Tarımla uğraşmaya ne zaman başladınız ve temelleri ne zaman atıldı?
“Bizde önce de bu işin temelleri atılmıştı. Önce annem ve babam bu işi yapıyordu ve sonra da yavaş yavaş biz devraldık. Gördük ki, bu işin derin bir anlamı var. Elimizdeki bir miktar parayı makinelere, kitaplara yatırdık, öyle ki biraz bilgili olmak ve daha profesyonel bir şekilde bu işle uğraşmak istedik. Ve bugüne geldik, artık 8 yıldır bu işi yapıyoruz! Önceden sıradan genç insanlar gibi yaşıyorduk. Dışarı çıkmak, eğlenmekti amacımız, ardından da yaşam standartımızı yükseltmek amacıyla başka bir işle uğraşmaya karar verdik.Deneme yanılma yöntemi ile buraya kadar geldik ve başardık. Pişman değiliz. Bazı zor günlerimiz oldu”
Zor anlar ne zaman?
Denitsa, bu soruya şöyle cevap verdi:
“Zamanın yetersiz olduğu durumlarda! Çok şey yapmak istiyoruz, her şeyin çok zamana ihtiyacı var, her bitkinin özene ve hizmete ihtiyacı var. İşler sulamakla, otları yolmakla sınırlı değil, onun bağlanması, özelikle de domateslerin koltuklanması, gübrelenmesi, haşarata karşı mücadele edilmesi gerekiyor.
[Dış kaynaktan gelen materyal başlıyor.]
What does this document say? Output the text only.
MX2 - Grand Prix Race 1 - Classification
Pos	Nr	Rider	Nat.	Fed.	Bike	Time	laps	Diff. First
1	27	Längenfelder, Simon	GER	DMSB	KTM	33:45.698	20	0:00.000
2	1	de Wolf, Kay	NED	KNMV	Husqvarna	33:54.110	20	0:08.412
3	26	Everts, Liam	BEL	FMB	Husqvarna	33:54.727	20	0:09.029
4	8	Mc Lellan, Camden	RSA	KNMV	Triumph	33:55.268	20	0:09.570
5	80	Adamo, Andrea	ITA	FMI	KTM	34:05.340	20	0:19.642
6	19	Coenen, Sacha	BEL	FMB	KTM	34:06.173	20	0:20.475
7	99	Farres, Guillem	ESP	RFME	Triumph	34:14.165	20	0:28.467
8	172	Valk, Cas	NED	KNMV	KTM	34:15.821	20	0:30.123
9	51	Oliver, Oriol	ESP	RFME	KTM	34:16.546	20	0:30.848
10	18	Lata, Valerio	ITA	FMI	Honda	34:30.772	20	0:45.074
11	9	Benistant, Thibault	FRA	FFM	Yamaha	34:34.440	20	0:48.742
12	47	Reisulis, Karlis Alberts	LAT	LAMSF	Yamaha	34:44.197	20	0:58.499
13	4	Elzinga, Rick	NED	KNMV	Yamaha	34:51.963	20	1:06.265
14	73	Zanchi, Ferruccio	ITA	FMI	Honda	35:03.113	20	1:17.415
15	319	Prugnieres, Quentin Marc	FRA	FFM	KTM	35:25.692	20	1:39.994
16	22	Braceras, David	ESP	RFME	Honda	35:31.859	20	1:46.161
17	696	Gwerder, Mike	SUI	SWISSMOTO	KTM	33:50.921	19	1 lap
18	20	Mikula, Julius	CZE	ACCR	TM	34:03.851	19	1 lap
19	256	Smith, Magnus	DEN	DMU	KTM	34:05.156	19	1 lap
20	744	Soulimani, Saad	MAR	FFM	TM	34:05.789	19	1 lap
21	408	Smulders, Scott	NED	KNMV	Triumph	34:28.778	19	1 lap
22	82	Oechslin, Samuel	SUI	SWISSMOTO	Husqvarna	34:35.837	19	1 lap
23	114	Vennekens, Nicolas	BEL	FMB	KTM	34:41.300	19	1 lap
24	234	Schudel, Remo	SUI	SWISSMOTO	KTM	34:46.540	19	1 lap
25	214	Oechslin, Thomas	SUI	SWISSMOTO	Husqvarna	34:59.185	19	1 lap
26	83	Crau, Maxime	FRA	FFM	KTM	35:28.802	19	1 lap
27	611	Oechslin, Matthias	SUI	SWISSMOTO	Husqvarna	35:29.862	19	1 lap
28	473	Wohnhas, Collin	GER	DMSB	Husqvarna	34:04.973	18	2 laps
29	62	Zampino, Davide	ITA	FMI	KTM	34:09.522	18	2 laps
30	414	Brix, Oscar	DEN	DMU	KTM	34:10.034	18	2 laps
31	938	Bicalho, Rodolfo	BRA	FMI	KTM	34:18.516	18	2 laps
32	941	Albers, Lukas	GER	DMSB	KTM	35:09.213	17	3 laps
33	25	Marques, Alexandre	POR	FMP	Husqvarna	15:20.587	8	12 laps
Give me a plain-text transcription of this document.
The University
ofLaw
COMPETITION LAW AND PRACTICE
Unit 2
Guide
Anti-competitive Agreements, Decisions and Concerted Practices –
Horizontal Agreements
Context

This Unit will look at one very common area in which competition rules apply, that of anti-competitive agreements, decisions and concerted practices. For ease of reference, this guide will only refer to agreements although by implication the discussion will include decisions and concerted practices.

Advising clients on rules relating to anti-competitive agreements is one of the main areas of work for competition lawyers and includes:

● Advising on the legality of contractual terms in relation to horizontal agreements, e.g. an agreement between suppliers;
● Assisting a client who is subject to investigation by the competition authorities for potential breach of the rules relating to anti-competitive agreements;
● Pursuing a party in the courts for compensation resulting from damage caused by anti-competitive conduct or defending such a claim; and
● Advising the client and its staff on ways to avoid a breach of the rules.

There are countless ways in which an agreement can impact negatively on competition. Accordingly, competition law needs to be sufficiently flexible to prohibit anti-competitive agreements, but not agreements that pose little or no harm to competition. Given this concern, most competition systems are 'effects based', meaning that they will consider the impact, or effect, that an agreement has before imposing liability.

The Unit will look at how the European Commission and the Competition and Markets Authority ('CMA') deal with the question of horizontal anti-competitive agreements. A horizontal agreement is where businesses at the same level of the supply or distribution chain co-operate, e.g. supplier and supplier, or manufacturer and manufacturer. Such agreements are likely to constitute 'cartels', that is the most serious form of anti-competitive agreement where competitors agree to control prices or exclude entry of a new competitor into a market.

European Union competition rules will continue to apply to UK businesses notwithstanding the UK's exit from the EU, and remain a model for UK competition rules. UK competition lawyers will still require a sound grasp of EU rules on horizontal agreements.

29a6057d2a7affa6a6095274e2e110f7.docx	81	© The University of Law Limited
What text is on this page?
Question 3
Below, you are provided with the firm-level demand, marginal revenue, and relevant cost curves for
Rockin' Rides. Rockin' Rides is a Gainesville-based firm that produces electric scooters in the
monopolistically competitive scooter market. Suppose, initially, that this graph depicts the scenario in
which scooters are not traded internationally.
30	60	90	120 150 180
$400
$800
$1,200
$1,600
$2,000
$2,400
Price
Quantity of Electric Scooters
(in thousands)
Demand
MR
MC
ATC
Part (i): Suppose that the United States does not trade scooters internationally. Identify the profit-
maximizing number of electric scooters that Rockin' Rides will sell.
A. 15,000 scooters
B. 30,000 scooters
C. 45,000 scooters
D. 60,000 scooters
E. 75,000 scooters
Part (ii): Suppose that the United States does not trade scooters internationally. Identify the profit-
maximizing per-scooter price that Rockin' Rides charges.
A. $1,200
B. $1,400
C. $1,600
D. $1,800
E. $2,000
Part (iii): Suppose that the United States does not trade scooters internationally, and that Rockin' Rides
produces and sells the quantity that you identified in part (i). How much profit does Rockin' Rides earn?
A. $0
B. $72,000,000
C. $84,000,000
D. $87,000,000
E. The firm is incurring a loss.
Asıl mesleğim muhasebeci. Eşimle birlikte, anne babasının yaptıklarının devamını ve geliştirilmesine karar verdik. Onlar vazgeçince bu işi bize teslim ettiler. Hem işe gitmek, çocuklarımız bakmak ve diğer taraftan da tarımla uğraşmak! Yetiştirdiğimiz ürünleri insanlar beğeniyor, bizler de yetiştirdiğimiz gıdaları tüketiyoruz. Kimyasal gübrenin kullanılmadığını biliyoruz.”
Bu ne anlama geliyor, organik gübre ve ilaç mı kullanıyorsunuz?
Radoslav’ı dinliyoruz:
“Bu göreceli bir şey. Organik üretim, kimyasalları asgari düzeye indirmek, hiç kullanılmadan olmuyor. Anlaşılan bu bitkiler böyle, hiç korumadan olmuyor. Bir yıl denemeye karar verdik ve hiçbir zirai ilaç kullanmadık. Sonuç, trajik oldu. Bu işle uğraşanlara tavsiyem, bir çerçeve içinde bitkilerini korusunlar, çünkü boşuna uğraşmış oluyorlar! Zirai ilaçlama yapılmadan olmuyor, bunu istesek veya istemesek de. İnsanlarda olduğu gibi, tüketiyoruz, vitaminlere ihtiyacımız var, aynı şekilde bitkiler de öyle. Bitkiler de beslenme, su ve hizmet istiyorlar. Her gün de haşaratın bitkilere saldırılarını takip etmek gerek. bu bir bilim dalıdır, bizler ne kadar da profesyonel olmasak da, yıllar zarfında tecrübe sahibi olduk. Domates yetişitrmekte bir sistem kurduk ve her yıl bir şeyler ekliyoruz!”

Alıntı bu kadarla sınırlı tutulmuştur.